Texto de Helena Henriques
A Ana Rita e o Filipe desafiaram-me a escrever sobre Hugo Chávez e a Venezuela.
Estou renitente, é que no próximo domingo terá lugar a ruptura constitucional planeada pelo Presidente Chávez e é doloroso ver os vários apelos (de estrangeiros e de corajosos venezuelanos, porque não duvido que o contexto que vive a Venezuela torna eventualmente perigoso discordar do poder) aos venezuelanos para que acorram às urnas e votem em consciência - avaliando o que realmente está em causa e não a actuação do governo venezuelano, que é como quem diz, podem ser a favor de Hugo Chávez e discordar desta proposta colocada a referendo e que em bom rigor deveria ser discutida e votada por uma assembleia constituinte eleita democraticamente para o efeito - e não referendada no meio de simpáticas jornadas de seis horas de trabalho cuja viabilidade sequer se conhece.
É aflitivo ver que um país endossa a liberdade e o pluralismo desta maneira, que um país ignorou durante anos as mais prementes realidades sociais - sim porque alegremente se chegou ao ponto de ter 37,9% da sua população abaixo dos níveis de pobreza (números disponíveis no CIA world factbook, há quem fale mesmo de 50%) - mas há ricos, muito ricos e curiosamente, em Caracas apraz-lhes viver nas belas colinas, em condomínios fechados e guardados por forças para-militarizadas, até porque na colina vizinha estão os "cerros", os bairros de lata dos excluídos, a franja da população que apoia Chávez porque, até hoje, mais nenhum governante conseguiu chegar até eles, fazê-los sentir-se cidadãos.
Mais doloroso ainda é ver como a classe média e média baixa se sentem ameaçadas por tudo isto - o terror que sentem de ver o seu país transformado numa nova Cuba, uma Cuba de miséria e de pensamento único.

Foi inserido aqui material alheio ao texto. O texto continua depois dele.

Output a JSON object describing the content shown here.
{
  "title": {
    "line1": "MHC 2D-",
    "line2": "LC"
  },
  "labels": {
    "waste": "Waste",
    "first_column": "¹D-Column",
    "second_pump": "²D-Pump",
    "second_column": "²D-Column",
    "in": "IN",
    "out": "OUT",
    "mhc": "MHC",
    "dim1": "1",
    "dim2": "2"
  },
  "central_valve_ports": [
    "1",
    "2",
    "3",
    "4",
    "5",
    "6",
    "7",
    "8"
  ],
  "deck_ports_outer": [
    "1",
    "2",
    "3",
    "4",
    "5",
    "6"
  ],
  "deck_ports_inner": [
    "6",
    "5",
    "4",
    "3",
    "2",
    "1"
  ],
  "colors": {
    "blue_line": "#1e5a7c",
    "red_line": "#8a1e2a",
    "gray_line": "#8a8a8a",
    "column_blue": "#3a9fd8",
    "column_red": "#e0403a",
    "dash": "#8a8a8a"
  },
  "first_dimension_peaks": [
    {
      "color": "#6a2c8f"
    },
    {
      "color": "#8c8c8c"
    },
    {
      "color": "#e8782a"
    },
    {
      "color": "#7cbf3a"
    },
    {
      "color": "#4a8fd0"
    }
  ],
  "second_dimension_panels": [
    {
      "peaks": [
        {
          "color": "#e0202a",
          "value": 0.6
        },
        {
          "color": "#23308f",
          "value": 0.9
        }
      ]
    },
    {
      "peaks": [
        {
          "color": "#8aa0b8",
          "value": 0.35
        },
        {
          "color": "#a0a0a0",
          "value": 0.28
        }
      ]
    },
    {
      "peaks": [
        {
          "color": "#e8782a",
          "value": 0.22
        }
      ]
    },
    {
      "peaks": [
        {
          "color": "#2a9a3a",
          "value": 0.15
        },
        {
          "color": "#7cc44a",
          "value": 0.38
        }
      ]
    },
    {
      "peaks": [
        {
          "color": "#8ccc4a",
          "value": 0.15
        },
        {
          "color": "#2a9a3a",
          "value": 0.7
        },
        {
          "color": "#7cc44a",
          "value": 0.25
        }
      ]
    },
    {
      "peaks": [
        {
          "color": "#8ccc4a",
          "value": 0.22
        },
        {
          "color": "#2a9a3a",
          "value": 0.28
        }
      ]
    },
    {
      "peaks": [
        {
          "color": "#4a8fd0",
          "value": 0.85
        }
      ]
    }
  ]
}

Dói ver a sua incapacidade de entender que anos a ignorar e excluir outros cidadãos só podiam criar o conflito. Dói não vislumbrar a pacificação social, temer uma guerra civil.
E sobretudo custa ver a América Latina assim, aquele curioso novo mundo em que os imigrantes foram substituir a mão de obra escrava, e que talvez por isso, gera sociedades multirraciais em que a cor importa muito menos, em que as várias comunidades imigrantes se diluem numa sociedade alegre e quente que pouco tem a ver com os ascendentes europeus ou asiáticos e que podia muito bem ser a esperança de um novo modelo que substitua o esclerosado conservadorismo europeu - que apesar dos direitos humanos, ou da fórmula americana dos civil rights, saindo do formalismo dos direitos (e que já é alguma coisa, sem dúvida) tem muita dificuldade em ver o outro como seu igual, como alguém que convida para jantar em sua casa ou para partilhar umas férias, tem dificuldade em não achar que os seus séculos de história e tradição não lhe dão uma superioridade civilizacional sobre os outros - quando devia encarar a possibilidade de ser esse mesmo o seu ponto fraco, ou de olhar para si mesma e perceber que precisa desesperadamente de gente, sim, essa que pode vir de África, América e Ásia e sem a qual cairá de velha. De alguma forma é uma certa demonstração disto mesmo o que incomoda na gaffe do rei de Espanha na Cimeira Ibero-Americana.
Mas voltando ao assunto, uma coisa parece certa, ninguém fez tanto pelos excluídos venezuelanos como Chávez, e isso é alguma coisa de importante, pode ser um princípio para finalmente tirar desta encruzilhada um país riquíssimo em gente e recursos naturais, importante será não criar os novos excluídos ou entrar em aventuras irresponsáveis, neste ponto talvez Lula tenha um papel decisivo e... esqueçamos a Europa.